The third placed Casall, was without doubt the greatest competitor of the three, Chacco-Blue was handy, but no superstar, and while Diamant was a key member of the Gold Medal winning team at the Jerez WEG and French Champion in 2002, it is Casall who has won some of the world’s great Grand Prix: Rotterdam, Falsterbo, Lyon, Zurich, Rome, London, Doha, Valkenswaard and Paris, and finished his career with a five-star win at Hamburg in 2017 with winnings of €2,722,518.
The final round, Casall wins at Hamburg and retires…
Looking at last year’s WBFSH top 20 jumping stallions, Gemma Alexander compiled a carefulness ranking; to do this we looked at the top-10 offspring of each ranked stallion, and worked out the proportion of clear rounds they have jumped of all their rounds at a height of 1.50m or higher. We only took results from the first round of competition, excluded Table C and Accumulator competitions, and accepted clear rounds with time as we are purely looking at carefulness. Again, this ranking is not perfect – none are! – however we think it is another pretty nifty way of ranking these stallions.
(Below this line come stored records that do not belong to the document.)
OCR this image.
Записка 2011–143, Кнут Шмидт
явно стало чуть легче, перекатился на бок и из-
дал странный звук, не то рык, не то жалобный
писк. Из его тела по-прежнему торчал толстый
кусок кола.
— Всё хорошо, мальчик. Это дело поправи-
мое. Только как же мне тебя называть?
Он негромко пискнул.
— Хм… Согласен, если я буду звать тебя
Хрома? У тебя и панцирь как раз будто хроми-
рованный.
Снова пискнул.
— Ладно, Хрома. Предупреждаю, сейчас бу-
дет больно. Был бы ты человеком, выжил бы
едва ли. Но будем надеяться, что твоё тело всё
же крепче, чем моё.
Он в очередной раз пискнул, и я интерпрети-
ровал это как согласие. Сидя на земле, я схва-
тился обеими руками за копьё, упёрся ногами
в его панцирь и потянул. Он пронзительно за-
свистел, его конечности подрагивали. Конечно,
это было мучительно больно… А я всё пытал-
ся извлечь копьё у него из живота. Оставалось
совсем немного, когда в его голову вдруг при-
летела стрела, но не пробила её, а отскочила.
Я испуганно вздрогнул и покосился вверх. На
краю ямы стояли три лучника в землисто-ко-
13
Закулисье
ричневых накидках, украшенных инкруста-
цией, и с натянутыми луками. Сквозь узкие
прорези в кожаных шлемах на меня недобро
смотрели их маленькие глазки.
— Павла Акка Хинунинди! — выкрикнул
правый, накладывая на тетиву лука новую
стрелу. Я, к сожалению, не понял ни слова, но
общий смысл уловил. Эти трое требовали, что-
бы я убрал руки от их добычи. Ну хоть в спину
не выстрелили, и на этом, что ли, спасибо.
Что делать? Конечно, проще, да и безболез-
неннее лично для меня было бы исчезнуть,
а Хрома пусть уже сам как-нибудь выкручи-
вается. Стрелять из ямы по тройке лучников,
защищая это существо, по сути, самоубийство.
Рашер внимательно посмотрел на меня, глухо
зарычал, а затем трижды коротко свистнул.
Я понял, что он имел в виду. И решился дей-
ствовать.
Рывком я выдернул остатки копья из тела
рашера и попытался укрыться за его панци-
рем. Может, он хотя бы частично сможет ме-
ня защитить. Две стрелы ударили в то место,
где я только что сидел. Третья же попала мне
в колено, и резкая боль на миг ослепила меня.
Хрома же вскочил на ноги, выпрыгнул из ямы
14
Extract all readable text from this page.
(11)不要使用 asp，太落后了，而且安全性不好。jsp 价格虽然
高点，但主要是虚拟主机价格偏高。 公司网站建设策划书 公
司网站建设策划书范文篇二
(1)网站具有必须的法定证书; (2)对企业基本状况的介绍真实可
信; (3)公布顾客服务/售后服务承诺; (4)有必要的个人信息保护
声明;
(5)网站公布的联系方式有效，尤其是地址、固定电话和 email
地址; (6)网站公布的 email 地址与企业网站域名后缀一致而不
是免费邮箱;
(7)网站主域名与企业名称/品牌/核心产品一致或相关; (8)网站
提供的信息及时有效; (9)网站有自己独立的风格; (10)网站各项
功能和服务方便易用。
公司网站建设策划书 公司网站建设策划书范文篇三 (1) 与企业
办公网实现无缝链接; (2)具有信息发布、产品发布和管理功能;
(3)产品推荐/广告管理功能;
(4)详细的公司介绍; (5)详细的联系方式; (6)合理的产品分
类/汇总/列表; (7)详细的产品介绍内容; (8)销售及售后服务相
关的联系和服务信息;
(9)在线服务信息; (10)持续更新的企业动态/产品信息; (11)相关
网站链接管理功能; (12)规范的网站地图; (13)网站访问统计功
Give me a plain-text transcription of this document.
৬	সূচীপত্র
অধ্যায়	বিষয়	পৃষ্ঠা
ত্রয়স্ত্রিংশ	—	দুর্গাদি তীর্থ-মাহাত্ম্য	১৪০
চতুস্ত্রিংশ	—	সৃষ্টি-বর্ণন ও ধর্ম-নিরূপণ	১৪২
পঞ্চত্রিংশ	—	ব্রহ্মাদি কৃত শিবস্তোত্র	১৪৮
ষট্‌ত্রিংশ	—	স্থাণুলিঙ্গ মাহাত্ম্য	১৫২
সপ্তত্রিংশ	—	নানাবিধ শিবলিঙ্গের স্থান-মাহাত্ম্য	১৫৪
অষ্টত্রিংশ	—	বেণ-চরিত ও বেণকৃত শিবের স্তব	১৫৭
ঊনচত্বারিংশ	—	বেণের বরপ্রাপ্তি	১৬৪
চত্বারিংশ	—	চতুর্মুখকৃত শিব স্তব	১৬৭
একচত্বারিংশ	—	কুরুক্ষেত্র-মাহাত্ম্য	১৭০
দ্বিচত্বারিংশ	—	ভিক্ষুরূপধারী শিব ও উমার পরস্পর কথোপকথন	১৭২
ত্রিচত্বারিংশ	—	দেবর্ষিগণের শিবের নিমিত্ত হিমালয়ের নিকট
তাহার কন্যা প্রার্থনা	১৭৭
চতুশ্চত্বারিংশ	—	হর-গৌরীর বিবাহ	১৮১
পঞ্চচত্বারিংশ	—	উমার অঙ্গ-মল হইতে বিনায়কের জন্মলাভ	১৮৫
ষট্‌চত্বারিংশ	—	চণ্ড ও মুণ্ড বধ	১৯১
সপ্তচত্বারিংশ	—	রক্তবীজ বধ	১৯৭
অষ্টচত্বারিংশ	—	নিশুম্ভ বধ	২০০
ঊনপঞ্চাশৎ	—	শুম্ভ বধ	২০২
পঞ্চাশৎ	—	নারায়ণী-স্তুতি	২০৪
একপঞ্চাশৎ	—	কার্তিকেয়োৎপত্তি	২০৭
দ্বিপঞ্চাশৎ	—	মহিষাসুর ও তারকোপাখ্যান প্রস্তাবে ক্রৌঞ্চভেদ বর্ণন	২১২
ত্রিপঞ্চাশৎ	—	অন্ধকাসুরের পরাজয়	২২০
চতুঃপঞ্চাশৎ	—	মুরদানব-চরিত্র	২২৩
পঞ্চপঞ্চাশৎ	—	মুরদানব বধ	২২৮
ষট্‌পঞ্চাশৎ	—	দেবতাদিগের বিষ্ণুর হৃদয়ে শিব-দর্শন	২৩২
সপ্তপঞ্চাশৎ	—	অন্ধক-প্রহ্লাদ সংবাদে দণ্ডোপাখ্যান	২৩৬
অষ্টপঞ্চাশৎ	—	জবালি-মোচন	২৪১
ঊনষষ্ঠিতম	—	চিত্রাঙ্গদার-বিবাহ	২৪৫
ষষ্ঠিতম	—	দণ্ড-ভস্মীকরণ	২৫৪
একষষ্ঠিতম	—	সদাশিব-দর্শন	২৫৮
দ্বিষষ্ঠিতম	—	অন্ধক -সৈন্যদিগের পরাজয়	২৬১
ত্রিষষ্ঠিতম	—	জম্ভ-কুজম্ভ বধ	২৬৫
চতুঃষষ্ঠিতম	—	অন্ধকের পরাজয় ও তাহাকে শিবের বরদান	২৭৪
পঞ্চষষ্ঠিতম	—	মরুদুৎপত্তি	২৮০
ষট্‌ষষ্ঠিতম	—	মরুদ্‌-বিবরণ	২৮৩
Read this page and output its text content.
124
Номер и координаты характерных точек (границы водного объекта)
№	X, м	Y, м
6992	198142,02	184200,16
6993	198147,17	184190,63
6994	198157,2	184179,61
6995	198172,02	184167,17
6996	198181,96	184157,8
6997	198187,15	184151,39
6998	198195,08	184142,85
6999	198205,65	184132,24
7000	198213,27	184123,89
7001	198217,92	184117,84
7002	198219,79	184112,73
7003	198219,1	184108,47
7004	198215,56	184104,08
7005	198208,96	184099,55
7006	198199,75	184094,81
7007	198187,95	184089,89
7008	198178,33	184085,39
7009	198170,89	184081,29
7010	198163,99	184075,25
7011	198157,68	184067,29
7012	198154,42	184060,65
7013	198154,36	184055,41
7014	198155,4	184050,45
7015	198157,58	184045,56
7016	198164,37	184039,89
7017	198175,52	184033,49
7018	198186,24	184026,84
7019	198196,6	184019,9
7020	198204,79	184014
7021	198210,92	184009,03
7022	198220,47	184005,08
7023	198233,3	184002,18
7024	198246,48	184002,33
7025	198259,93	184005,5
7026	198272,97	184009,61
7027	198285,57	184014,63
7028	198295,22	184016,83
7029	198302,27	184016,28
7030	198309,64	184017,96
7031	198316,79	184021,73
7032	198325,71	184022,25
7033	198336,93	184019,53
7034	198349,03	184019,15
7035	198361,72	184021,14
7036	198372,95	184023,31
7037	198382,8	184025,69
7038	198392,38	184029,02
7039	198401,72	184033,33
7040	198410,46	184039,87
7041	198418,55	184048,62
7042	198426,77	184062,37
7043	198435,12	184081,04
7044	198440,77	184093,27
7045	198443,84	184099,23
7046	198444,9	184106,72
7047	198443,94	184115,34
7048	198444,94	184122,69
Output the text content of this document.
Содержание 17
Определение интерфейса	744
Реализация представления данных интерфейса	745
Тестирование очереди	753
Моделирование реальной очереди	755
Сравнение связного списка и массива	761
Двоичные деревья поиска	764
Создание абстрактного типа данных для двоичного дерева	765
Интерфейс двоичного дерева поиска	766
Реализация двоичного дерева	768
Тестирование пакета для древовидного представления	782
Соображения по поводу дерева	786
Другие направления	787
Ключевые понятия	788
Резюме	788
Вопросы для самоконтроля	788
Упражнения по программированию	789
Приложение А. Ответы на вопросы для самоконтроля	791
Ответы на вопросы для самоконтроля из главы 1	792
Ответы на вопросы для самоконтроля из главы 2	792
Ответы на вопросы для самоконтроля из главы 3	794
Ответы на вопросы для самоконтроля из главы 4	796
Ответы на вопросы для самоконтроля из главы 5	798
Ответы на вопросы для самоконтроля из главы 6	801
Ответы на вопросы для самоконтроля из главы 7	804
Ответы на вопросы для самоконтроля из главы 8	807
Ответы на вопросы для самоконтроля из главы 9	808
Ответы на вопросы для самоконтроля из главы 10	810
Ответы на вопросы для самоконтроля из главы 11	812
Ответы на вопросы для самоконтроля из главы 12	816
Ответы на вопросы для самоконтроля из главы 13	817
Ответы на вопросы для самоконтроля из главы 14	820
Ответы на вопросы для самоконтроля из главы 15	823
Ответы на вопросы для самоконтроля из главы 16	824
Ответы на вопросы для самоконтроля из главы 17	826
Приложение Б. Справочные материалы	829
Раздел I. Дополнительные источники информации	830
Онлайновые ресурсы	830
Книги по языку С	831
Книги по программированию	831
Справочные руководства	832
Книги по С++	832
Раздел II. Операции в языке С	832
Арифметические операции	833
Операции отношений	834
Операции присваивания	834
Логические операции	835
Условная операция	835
And really looking at the chart we are looking at this year’s Ten with Diarado and Berlin out replaced by Cornet Obolensky and Verdi. It was a surprise to see Cornet drop out last year, and it’s good to see the great stallion back in the Ten where he has appeared on numerous occasions over the past decade usually in the top five, while Verdi who was the mainstay of the Dutch team for many years, makes his way to 10th.